I’ve been following Yelp in the news for quite a while now. In particular, their Alexa stats have been impressive to watch. As an aside, Alexa stats are really interesting to follow, particularly in the 1000 to 5000 range. That’s when sites reach a critical mass of typically more than a million pageviews per month – some internally modeling we’ve done at work shows that 4500 is about the magic number for 30 million pageviews/month. That’s the "up and coming" group of sites.
Anyway, Yelp will be very easy to monetize. In fact, in my opinion, it’s a textbook play for high-value direct response advertising. The reason is that, like search, review sites are only used when people are going through some sort of purchasing cycle. And sites like these (Zillow being another example) monetize very well because they are capturing this intent and can funnel leads to other websites in a manner that results in high conversion rates.

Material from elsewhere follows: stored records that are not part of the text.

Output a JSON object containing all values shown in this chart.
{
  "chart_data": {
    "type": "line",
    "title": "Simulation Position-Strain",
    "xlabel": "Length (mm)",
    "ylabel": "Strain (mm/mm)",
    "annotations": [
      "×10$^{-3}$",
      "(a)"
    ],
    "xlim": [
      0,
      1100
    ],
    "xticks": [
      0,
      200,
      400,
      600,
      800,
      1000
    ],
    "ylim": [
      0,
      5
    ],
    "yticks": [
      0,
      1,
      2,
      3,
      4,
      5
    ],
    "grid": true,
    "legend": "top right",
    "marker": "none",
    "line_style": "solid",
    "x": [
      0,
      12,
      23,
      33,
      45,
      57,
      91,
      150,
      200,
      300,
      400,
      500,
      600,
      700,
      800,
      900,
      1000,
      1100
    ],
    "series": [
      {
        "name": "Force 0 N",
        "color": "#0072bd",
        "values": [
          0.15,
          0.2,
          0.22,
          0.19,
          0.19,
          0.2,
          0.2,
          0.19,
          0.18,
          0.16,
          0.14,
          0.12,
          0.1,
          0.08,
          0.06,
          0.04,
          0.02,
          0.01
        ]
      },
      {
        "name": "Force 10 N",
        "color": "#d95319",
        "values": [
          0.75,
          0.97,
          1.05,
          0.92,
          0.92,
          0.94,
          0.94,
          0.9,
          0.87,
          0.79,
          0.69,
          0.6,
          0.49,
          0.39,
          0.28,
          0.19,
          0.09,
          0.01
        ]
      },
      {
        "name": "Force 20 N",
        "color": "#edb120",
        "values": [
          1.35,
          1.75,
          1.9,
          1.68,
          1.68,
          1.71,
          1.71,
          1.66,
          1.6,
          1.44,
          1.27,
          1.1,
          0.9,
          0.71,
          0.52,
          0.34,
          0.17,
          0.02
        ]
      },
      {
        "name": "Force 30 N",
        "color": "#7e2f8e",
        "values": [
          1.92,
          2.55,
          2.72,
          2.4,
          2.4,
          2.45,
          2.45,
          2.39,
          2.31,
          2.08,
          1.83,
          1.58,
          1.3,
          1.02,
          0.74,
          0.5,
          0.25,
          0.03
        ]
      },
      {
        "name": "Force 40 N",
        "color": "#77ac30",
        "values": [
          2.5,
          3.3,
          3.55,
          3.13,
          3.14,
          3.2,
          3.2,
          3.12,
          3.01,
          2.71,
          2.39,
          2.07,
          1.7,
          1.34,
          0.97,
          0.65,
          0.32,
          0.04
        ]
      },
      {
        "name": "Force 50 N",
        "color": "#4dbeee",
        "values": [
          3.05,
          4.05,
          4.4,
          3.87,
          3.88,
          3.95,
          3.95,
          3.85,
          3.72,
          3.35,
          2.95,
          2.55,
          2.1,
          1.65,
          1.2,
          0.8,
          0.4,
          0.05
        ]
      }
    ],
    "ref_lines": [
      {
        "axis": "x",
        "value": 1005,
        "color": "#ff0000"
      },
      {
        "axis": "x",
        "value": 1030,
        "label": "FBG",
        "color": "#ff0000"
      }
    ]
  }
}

The main changes I’d make to the site – they need to focus more on organic search indexing. So all the URLs should list the titles of the reviews. That’s a huge part of the strategy, to make sure they get high ranked pages in all the search engines – if they don’t have people specifically to guide strategy around this, they are missing out. Then secondly, they need to figure out how to monetize these users in the backend. Throwing up text ads is probably one idea – they probably want to cut a special deal with Google to pass them specific context to finely target the ads – or they can hook into a pay-per-call company that charges these businesses by dynamically rewriting an 800 number that reroutes to the company.
Either way, it’s clear that Yelp is a company to watch – not only will they have the Web 2.0 hipness and audience to match, I predict they will have strong revenue traction. If they don’t turn out to be a multi-hundred million dollar acquisition or better, I’d be disappointed.